Durante todo el tiempo que habían ido por las calles, él ya había escuchado lo suficiente como para saber que, de todas las personas que cometían fechorías, los más peores eran los carniceros. Durante todo su recorrido había escuchado de señoras cosas como estas:
-A mí me lo pagó a trece pesos el kilo. Yo le dije que estaba muy barato, pero él me contestó que si no quería aceptar ese precio, que entonces se lo vendiese a otro. Entonces fui con otro, y éste me dijo que me lo compraba a once… Al final tuve que vendérselo al él.
-¡Pues a mí me robó kilos! Mi marido dice que el cochino debía de pesar más de ciento cincuenta kilos, pero el mejenkisin, cuando lo pesó dijo que sólo pesaba noventa…

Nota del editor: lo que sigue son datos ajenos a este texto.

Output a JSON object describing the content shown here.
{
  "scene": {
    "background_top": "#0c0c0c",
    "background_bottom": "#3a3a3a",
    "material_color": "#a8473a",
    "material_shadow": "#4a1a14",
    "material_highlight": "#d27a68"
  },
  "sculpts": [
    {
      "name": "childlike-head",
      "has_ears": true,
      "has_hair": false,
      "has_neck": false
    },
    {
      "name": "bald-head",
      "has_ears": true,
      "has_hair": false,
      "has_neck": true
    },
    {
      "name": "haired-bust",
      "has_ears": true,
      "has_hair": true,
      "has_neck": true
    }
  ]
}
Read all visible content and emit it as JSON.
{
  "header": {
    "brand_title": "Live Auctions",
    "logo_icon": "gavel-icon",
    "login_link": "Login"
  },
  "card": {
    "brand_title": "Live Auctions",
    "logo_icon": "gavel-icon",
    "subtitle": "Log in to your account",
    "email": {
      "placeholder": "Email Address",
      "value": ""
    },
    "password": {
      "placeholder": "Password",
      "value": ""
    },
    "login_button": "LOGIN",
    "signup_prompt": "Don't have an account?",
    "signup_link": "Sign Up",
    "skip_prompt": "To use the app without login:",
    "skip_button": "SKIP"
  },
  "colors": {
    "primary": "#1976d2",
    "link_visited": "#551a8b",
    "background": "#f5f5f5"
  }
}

Pobre de la gente de aquel pueblo. Nadie podía adivinar o imaginar que los carniceros del mercado eran como uno sola persona. Siempre que alguno de ellos compraba un cochino, de antemano ya se habían puesto de acuerdo para mal pagarlo. Y la gente no tenía escapatoria. Así que siempre terminaban mal vendiendo el animalito que tanto esfuerzo y sacrificio les había costado engordar.
El niño quería estar seguro de que todo lo que había escuchado era verdad, así que se puso a investigar. Todas las mañanas iba al mercado, y sí, todas las señoras comentaban lo mismo: que el kilo de puerco estaba muy caro, pero que a ellas siempre se los pagaban muy barato. “Ajá, con que no es un invento”. El niño rápidamente empezó a idear un nuevo plan.
Todos los carniceros del pueblo, que eran unos diez en total, siempre acostumbraban ir a la cantina. Algunos se quedaban hasta emborracharse, otros se quitaban luego de refrescarse con una cerveza, pero eso sí, mientras estaban allí, siempre conversaban sobre sus próximas compras. “Hoy le compraré su cochinito a don Bernardino”, decía uno, y se ponía a reír cínicamente. “Ya vi el animal ¡y está muy gordo!”. Todos prorrumpían en risas y carcajadas.
-Mira. Luego de que les ofrezcas tus chicles, si te compran o no, quédate no muy lejos de ellos, ¿entendido? -El niño mayor le explicaba su hermanito lo que tenía que hacer-. Y cuando escuches que dicen algún nombre, ¡escríbelo!, pero trata de que no se den cuenta. -El niño asentía con su cabeza.
Luego de darle un pedazo de papel y un lapicero a su hermanito, el niño amarró con dos hilos delgados la caja de chicles al cuello de su hermanito. “Listo, ya puedes irte”. El otro lo hizo. Unas dos horas después, el niño vendedor finalmente regresaba donde su hermano lo esperaba.
¿Cómo te fue? -preguntó a su hermanito-. ¿Dijeron algo? -el niño de los chicles sacó de su bolsa el papel para entregarlo. El otro, al mirarlo, dijo:
-Ajá. ¡Con que éstas son las próximas víctimas?
-¡Chiquitos! ¿Dónde andaban? -les preguntó su abuelita al verlos llegar corriendo.
-En ningún lado, abuela. Solo estábamos resolviendo un caso de injusticia. ¿Verdad tú? -el niño menor asentía.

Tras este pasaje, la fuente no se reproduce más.